• "bir yazar ilk yapıtında nasıl olgunlaşır?" sorusunu sorduran, albert camus'nün birden ve erkenden olgunlaştığının göstergesi olan denemesidir.
  • camus'nun, l'envers et l'endroit adlı kitabının türkçedeki hâli olmakla beraber aynı zamanda bir sözlük yazarının mahlasıdır. aslında mahlasın orijinali tersi ve yuzu'dur; fakat sözlük bizleri buraya yönlendirmektedir. bu giriş faslından sonra kuru fasulyenin faydalarına gelmek gerekirse...

    kendisi, yaklaşık dört yıldan beri hayatımda olan bir dosttur. aynı zamanda kendimi yakın hissettiğim ve hatta kendim gibi bulduğum nadir insanlardandır. mesela onun da insanlarla arası pek iyi değildir, mesela o da zaman zaman inzivaya çekilmek ister* ve mesela o da kendine dair gerçeklerin farkındadır. bundan dolayı da umutsuzdur. gel gelelim ayrı şehirlerde yaşamamızdan mütevellit kendisiyle çok nadir yüz yüze görüşebilmekteyizdir. işbu vaziyet ise artık canımı sıkmaktadır.

    mahlası gibi bir insandır. "bir ben vardır bende, benden içeri," sözlerinin karşılığıdır ve son olarak: aynı şehirde yaşamak istediğim insandır.
  • albert camus'nün yirmi iki yaşında yazmış olduğu deneme türündeki kitaptır. kitap beş ana bölümden oluşmaktadır (açıklama ve önsöz kısmı haricinde).

    --- spoiler ---

    alay bölümü

    "ölüm herkesin başında, ama herkesin ölümü kendine göre."

    ruhta ölüm bölümü

    "insan kendi kendisiyle karşı karşıyadır artık: hadi mutlu olsun da görelim!"
    --- spoiler ---
  • albert camus'ün ilk eseri, denemesi. albert camus'a hayranlık duymak için bu yazıyı kaç yaşında yazdığına bakmak yeterlidir. tabi büyük kafaların hemen hemen hepsi böyledir. hatta camus diğerlerine göre geç bile kalmış denilebilir.
    bunun dışında camus'un diğer eserlerini de okumuş olanlar fark eder ki bu eser camus'un bütün eserlerinin temelimi oluşturur bir nevi. buradaki düşüncelerin bütün yansımaları farklı şekillerde diğer romanlarında görülebilir.
  • “ne zaman dünyanın derin anlamını sezer gibi olduysam, onun basitliği şaşırttı beni.” **

    (bkz: occam'ın usturası)
  • yirmi iki yaşında kitap yazmaya çalışan bir denemeci olarak bana cesaret veren ve korkusuzca yazmamı sağlayan adamın kitabıdır. insanlar camus yirmi iki yaşında bu kitabı çıkardığında '' ne görmüş geçirmiş, hayatla ilgili ne bilgisi olabilir'' gibi ön yargılarla yaklaşmışlar mı bilmiyorum ama bana bunları umursamamayı öğretmiştir.
  • rastlantı ile zorunluk aynı paraya sığar ve yüz olurlar.

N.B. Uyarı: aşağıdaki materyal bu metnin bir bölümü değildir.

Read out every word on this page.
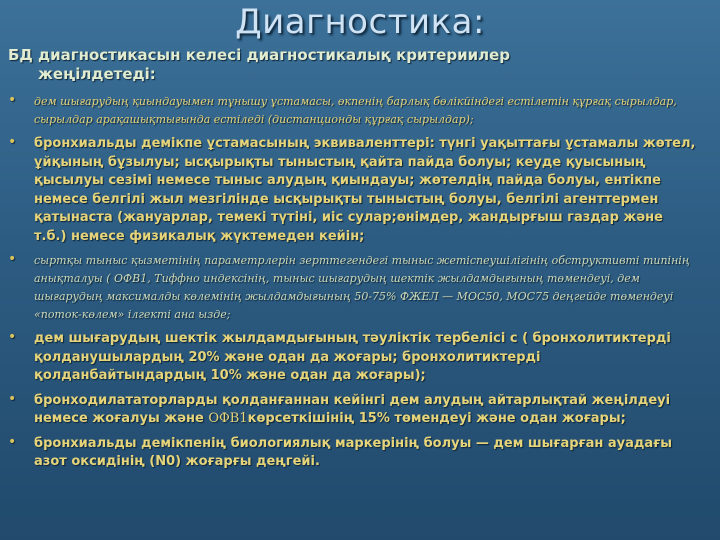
Диагностика:
БД диагностикасын келесі диагностикалық критериилер
жеңілдетеді:
• дем шығарудың қиындауымен тұнышу ұстамасы, өкпенің барлық бөлікйіндегі естілетін құрғақ сырылдар, сырылдар арақашықтығында естіледі (дистанционды құрғақ сырылдар);
• бронхиальды демікпе ұстамасының эквиваленттері: түнгі уақыттағы ұстамалы жөтел, ұйқының бұзылуы; ысқырықты тыныстың қайта пайда болуы; кеуде қуысының қысылуы сезімі немесе тыныс алудың қиындауы; жөтелдің пайда болуы, ентікпе немесе белгілі жыл мезгілінде ысқырықты тыныстың болуы, белгілі агенттермен қатынаста (жануарлар, темекі түтіні, иіс сулар;өнімдер, жандырғыш газдар және т.б.) немесе физикалық жүктемеден кейін;
• сыртқы тыныс қызметінің параметрлерін зерттегендегі тыныс жетіспеушілігінің обструктивті типінің анықталуы ( ОФВ1, Тиффно индексінің, тыныс шығарудың шектік жылдамдығының төмендеуі, дем шығарудың максималды көлемінің жылдамдығының 50-75% ФЖЕЛ — МОС50, МОС75 деңгейде төмендеуі «поток-көлем» ілгекті ана ызде;
• дем шығарудың шектік жылдамдығының тәуліктік тербелісі с ( бронхолитиктерді қолданушылардың 20% және одан да жоғары; бронхолитиктерді қолданбайтындардың 10% және одан да жоғары);
• бронходилататорларды қолданғаннан кейінгі дем алудың айтарлықтай жеңілдеуі немесе жоғалуы және ОФВ1көрсеткішінің 15% төмендеуі және одан жоғары;
• бронхиальды демікпенің биологиялық маркерінің болуы — дем шығарған ауадағы азот оксидінің (N0) жоғарғы деңгейі.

    yaşam olan yaşam -kazandıran, hazlı, alışıldık- ile yaşam olmayan yaşam -sıkıntı, delilik, utanç, korku, belirsizlik ağırlıklı- birlikte tüm yaşamımı oluşturuyor. biri ötekinden kaçırtıyor, biri berikine çekiliyor, ama ikisi tek örgü. anlamalıyım ki kara yaşam da zorunlu, bir şekilde gerekli, değerli. ola ki kara yaşamdan süzme yaşam biriktiriyorum. beride alışıldık biçimler o kadar çekici ki. daha dün gece, kendimden habersiz, kara zamanlarımda bir anlatım bulmanın bana iyi geleceği, bir itiraf gibi dilime dolandı. ne demek, üretmek anca yüksek çağlarımda olabilsin? hep yerdiğim madde bağımlısıymış gibi? of, yol yürümek, dururken ileri bakmak, kara ve ak anımsamak... sıkıntıya karşı sıkıntı görevi gibi, yokluktan tokluk çıkarmaya kalkışmak.